Question 2: How should a financial feasibility assessment model be constructed? User requirements and expectations need to be clear and the model should be built to fulfill these. The model should be built using modular architecture, separating inputs, calculations, and outputs. Using modular architecture makes testing and improving the model easier, and results in a more user-friendly model, thus minimizing risk of error.

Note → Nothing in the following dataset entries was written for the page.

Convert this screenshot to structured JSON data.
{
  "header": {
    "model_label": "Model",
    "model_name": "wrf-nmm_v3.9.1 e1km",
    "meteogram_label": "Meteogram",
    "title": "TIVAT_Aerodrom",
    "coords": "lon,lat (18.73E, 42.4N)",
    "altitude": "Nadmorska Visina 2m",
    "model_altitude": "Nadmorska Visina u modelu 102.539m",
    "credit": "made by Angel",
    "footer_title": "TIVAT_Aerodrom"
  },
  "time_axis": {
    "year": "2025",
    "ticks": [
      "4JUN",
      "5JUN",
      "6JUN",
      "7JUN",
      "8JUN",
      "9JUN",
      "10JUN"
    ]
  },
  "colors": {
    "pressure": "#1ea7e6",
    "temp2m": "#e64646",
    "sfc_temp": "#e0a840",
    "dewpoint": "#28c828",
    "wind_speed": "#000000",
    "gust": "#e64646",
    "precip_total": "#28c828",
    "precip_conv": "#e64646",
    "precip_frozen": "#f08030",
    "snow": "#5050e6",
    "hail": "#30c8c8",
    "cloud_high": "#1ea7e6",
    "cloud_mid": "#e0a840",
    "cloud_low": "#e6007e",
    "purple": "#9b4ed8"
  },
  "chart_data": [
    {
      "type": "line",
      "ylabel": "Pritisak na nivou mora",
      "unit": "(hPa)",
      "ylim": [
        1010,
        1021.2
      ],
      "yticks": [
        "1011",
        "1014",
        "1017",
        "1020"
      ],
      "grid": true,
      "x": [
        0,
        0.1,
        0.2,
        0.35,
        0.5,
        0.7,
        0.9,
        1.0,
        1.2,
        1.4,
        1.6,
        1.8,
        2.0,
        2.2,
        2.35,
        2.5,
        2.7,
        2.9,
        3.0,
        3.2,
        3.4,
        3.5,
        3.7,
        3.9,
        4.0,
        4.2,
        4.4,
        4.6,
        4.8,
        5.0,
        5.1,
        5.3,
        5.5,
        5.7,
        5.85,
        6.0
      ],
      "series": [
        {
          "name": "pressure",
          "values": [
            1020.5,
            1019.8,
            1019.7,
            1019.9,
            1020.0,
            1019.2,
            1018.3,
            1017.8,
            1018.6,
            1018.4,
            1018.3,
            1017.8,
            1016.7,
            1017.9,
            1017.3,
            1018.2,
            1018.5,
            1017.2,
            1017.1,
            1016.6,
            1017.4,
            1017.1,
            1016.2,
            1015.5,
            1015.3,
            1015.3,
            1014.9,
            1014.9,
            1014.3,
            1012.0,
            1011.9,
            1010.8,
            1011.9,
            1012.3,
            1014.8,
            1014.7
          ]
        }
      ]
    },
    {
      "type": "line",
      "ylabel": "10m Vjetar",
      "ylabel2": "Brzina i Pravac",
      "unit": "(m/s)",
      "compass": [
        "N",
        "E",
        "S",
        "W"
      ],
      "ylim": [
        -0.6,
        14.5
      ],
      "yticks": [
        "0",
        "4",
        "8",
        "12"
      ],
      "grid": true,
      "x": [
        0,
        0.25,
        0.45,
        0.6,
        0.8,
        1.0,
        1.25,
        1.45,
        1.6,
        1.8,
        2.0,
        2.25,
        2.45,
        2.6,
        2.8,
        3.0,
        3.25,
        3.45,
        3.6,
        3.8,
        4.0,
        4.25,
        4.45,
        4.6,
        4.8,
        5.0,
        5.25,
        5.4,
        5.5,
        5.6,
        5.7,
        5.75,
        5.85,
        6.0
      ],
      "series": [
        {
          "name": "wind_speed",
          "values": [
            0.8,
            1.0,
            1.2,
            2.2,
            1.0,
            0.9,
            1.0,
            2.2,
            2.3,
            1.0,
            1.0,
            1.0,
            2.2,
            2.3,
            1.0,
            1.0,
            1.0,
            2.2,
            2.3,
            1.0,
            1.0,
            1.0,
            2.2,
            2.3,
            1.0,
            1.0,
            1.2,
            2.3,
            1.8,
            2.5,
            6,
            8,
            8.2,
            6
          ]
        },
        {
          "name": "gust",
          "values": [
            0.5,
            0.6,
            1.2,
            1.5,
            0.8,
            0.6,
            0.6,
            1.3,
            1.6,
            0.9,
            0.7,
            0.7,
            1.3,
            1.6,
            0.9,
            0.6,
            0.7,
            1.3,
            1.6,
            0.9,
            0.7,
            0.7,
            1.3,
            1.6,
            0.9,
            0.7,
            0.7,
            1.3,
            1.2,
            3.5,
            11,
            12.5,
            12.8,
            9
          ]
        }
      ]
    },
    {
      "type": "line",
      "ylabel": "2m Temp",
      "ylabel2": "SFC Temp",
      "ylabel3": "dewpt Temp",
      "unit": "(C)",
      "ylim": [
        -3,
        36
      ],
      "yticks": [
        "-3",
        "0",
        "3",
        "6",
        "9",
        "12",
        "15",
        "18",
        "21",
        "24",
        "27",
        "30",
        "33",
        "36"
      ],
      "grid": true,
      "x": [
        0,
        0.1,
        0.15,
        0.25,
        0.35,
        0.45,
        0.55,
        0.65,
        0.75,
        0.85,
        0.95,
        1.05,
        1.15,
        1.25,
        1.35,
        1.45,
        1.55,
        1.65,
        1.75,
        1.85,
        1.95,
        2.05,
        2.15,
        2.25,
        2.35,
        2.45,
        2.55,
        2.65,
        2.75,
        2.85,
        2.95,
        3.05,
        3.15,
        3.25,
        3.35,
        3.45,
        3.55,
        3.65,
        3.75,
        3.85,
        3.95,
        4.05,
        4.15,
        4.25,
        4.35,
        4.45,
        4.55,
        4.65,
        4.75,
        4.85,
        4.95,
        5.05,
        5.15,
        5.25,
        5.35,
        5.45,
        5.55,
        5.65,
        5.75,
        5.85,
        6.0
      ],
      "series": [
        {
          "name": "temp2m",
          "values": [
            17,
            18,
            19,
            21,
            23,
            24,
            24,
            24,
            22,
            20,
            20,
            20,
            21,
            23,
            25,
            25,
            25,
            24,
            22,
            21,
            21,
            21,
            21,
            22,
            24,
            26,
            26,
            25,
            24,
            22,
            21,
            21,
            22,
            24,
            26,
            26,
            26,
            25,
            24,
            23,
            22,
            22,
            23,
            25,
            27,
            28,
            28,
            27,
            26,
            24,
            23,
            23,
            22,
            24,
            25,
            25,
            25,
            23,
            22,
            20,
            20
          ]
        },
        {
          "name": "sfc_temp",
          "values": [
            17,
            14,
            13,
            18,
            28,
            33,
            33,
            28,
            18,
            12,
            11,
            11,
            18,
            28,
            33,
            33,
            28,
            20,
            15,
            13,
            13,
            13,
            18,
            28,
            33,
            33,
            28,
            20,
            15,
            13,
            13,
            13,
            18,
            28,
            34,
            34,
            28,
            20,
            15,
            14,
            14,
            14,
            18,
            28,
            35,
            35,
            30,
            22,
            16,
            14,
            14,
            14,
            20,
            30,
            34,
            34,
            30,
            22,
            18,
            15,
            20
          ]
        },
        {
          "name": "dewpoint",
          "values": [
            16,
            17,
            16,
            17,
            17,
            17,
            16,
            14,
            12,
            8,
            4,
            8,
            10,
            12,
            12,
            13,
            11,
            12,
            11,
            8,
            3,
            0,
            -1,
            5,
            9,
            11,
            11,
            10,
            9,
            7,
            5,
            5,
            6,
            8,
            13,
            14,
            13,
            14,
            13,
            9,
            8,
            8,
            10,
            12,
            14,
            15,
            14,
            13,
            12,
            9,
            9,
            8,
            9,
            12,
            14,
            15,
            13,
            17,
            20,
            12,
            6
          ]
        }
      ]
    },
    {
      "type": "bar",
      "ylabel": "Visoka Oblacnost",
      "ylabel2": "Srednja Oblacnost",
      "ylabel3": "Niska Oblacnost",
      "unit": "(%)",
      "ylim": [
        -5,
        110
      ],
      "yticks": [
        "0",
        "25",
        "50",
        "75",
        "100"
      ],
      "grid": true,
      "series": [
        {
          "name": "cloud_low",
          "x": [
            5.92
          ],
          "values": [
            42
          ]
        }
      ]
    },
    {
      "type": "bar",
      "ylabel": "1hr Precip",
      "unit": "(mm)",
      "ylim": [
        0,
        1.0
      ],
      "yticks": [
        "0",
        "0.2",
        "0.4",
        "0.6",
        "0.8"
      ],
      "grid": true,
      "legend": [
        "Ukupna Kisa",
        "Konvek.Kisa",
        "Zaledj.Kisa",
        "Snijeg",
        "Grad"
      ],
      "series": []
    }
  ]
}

Through three risk analysis methods that is sensitivity analysis, scenario analysis, and simulation. Using these methods gives the investor a deeper understanding of the risk associated with the investment project, which is beneficial in the decision-making process. Using all three methods for risk assessment in investment projects can be very useful. Sensitivity analysis can be used to identify key input parameters, which then are used in the scenario analysis to examine several possible scenarios, e.g. best and worst case. Simulation is used to generate all possible outcomes between the best and worst case, which can for example be used to analyze the probability of the project not meeting the return requirements of the investor.